Conservapedia hasn't, though, been quite as friendly to dissenting voices. The LA Times explains: "Dr Peter A Lipson, an internist in Southfield, Mich., repeatedly tried to amend an article on breast cancer to tone down Conservapedia's claim that abortion raises a woman's risk. The site's administrators, including Schlafly, questioned his credentials and shut off debate."
Lipson duly enlisted other disgruntled editors and started RationalWiki, whose aims include: Refuting and analysing the anti-science movement, ideas and people; Refuting and analysing the full range of crank ideas; Writings on political authoritarianism and religious fundamentalism.
The site doesn't mess around, either. Its entry entitled "Conservapedia:Delusions", promptly mocks the claims that "Homosexuality is a mental disorder", "Atheists are sociopaths", and "During the 6 days of creation G-d placed the Earth inside a black hole to slow down time so the light from distant stars had time to reach us".

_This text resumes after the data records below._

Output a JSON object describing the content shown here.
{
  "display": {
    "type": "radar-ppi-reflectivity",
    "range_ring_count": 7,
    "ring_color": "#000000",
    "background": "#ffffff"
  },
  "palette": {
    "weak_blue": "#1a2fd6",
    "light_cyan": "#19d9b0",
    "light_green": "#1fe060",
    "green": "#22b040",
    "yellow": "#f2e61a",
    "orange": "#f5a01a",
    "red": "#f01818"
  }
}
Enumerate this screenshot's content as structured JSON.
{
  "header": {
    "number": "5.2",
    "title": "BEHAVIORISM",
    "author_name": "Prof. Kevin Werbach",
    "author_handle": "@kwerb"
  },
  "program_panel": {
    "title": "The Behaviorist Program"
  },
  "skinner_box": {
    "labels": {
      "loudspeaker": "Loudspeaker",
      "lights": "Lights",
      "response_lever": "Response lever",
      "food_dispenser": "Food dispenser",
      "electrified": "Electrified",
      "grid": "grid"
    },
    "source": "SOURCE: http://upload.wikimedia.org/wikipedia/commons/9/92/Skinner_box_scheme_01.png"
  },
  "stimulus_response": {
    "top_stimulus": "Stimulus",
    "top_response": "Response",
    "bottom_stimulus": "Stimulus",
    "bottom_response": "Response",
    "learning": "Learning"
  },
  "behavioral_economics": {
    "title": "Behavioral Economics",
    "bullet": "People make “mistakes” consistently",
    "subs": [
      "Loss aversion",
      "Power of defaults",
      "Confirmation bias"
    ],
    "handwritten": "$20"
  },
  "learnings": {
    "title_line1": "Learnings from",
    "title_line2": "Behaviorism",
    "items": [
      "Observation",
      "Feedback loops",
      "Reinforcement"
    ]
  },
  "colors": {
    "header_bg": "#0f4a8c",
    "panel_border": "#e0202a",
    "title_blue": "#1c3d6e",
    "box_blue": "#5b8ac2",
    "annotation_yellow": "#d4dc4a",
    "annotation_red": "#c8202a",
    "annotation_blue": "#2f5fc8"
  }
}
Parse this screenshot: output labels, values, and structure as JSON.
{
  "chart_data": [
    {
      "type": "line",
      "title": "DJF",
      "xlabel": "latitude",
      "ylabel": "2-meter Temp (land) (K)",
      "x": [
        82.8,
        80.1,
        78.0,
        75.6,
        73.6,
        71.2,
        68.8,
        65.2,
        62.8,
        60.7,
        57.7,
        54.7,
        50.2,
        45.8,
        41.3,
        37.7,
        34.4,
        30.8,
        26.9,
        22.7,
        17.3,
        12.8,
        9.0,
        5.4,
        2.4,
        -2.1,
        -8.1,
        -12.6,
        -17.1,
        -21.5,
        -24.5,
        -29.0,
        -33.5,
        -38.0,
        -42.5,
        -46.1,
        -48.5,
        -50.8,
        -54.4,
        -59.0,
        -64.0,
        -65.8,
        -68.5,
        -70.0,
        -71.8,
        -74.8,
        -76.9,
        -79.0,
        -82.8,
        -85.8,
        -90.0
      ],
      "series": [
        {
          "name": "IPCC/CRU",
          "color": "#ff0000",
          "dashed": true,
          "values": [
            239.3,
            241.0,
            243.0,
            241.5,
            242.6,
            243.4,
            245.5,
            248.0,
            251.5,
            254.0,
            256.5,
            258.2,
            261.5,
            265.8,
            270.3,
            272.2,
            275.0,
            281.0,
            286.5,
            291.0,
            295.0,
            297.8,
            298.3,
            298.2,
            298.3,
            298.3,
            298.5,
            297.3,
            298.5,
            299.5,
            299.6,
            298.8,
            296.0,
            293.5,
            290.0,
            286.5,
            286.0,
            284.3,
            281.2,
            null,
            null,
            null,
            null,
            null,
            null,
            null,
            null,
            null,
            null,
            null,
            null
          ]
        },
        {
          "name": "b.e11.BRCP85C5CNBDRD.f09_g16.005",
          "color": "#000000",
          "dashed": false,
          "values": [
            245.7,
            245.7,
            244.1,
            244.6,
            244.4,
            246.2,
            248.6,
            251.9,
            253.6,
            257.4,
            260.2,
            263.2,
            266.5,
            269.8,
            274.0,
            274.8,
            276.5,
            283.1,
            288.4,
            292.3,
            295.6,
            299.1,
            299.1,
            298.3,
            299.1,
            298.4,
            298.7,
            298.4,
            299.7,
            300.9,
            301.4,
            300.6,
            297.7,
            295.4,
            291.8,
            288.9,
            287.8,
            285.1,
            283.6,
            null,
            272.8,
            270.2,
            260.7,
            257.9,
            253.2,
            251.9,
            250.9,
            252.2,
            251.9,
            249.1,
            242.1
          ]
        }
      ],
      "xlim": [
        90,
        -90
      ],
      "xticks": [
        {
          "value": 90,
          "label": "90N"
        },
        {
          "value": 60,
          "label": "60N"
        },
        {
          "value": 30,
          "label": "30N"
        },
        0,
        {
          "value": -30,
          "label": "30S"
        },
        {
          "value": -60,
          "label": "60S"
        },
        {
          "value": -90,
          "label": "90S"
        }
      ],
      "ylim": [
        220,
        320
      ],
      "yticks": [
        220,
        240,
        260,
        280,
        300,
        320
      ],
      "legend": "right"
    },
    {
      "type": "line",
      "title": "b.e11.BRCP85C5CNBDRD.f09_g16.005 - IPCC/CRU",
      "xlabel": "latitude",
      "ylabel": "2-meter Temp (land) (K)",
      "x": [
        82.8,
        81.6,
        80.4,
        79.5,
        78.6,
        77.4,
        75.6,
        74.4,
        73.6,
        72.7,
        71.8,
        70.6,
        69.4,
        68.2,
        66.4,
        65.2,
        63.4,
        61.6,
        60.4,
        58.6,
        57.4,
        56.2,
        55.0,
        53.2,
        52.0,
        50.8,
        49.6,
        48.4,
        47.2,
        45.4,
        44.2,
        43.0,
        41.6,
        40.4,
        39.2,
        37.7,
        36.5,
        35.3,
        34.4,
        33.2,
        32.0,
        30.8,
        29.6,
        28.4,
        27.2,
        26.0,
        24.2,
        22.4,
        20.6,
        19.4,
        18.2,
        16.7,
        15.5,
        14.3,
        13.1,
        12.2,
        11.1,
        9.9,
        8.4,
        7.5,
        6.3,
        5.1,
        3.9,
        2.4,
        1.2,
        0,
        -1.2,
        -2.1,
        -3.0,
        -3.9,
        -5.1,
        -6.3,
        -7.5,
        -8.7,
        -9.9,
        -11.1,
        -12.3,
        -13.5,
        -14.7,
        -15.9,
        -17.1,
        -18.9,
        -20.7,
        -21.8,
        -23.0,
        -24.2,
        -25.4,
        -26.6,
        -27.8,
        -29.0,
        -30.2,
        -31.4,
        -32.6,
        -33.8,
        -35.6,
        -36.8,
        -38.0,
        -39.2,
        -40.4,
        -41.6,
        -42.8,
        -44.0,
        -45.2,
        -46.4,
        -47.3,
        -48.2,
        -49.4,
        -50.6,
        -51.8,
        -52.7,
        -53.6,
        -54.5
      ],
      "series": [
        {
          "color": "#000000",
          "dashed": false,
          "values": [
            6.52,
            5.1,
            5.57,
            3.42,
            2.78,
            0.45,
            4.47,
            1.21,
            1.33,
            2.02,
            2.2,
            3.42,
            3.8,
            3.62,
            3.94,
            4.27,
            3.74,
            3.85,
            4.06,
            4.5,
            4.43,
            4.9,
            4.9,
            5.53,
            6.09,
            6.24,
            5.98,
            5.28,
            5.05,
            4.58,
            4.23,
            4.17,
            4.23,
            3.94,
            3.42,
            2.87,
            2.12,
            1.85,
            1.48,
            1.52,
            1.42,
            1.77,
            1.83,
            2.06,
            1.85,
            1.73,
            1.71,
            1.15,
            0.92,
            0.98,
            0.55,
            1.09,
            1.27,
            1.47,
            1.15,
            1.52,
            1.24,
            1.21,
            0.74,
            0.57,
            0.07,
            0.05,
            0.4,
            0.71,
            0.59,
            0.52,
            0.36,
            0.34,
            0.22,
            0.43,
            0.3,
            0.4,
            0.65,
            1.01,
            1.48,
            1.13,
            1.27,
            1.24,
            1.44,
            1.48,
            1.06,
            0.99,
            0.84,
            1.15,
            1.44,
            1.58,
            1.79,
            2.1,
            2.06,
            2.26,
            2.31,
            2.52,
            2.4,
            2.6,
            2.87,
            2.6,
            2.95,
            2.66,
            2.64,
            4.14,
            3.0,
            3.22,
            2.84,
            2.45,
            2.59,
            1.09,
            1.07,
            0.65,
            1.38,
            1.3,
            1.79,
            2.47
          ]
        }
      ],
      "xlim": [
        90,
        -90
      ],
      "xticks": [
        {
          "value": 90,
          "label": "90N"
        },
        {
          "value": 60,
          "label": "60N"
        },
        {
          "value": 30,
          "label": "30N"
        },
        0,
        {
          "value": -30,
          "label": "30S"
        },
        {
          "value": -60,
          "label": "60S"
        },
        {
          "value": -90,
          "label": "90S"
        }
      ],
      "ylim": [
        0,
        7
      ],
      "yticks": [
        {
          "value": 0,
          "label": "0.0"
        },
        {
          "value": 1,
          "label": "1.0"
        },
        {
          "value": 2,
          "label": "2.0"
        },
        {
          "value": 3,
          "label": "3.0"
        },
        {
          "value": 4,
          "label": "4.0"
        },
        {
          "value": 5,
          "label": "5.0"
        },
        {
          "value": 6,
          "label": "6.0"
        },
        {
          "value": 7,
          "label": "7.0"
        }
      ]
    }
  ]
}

Unfortunately, RationalWiki admits it, and others, have engaged in "cyber-vandalism" against Conservapedia during which they've "inserted errors, pornographic photos, and satire". The entry for Atty Gen Alberto R Gonzales was apparently amended to read: "Mr Gonzales is a strong supporter of torture as a law enforcement tool for use against Democrats and third world inhabitants."
This, in turn has led to the accusation from Conservapedians that "left-wingers are out to suppress their free speech". One anonymous 15-year-old in New Jersey, who penned an entry on Irish dancing and "uses the site to research papers", said: "I had heard it spoken of, but it had never really hit home before just how hostile they are. There are people who want to destroy us." ®
We at El Reg are looking forward to the final, Ragnarök-style confrontation between Conservapedia, RationalWiki and Wikipedia. The outcome of this titanic battle will be decided by either natural selection or according to God's will, depending on which one of them is really telling the truth.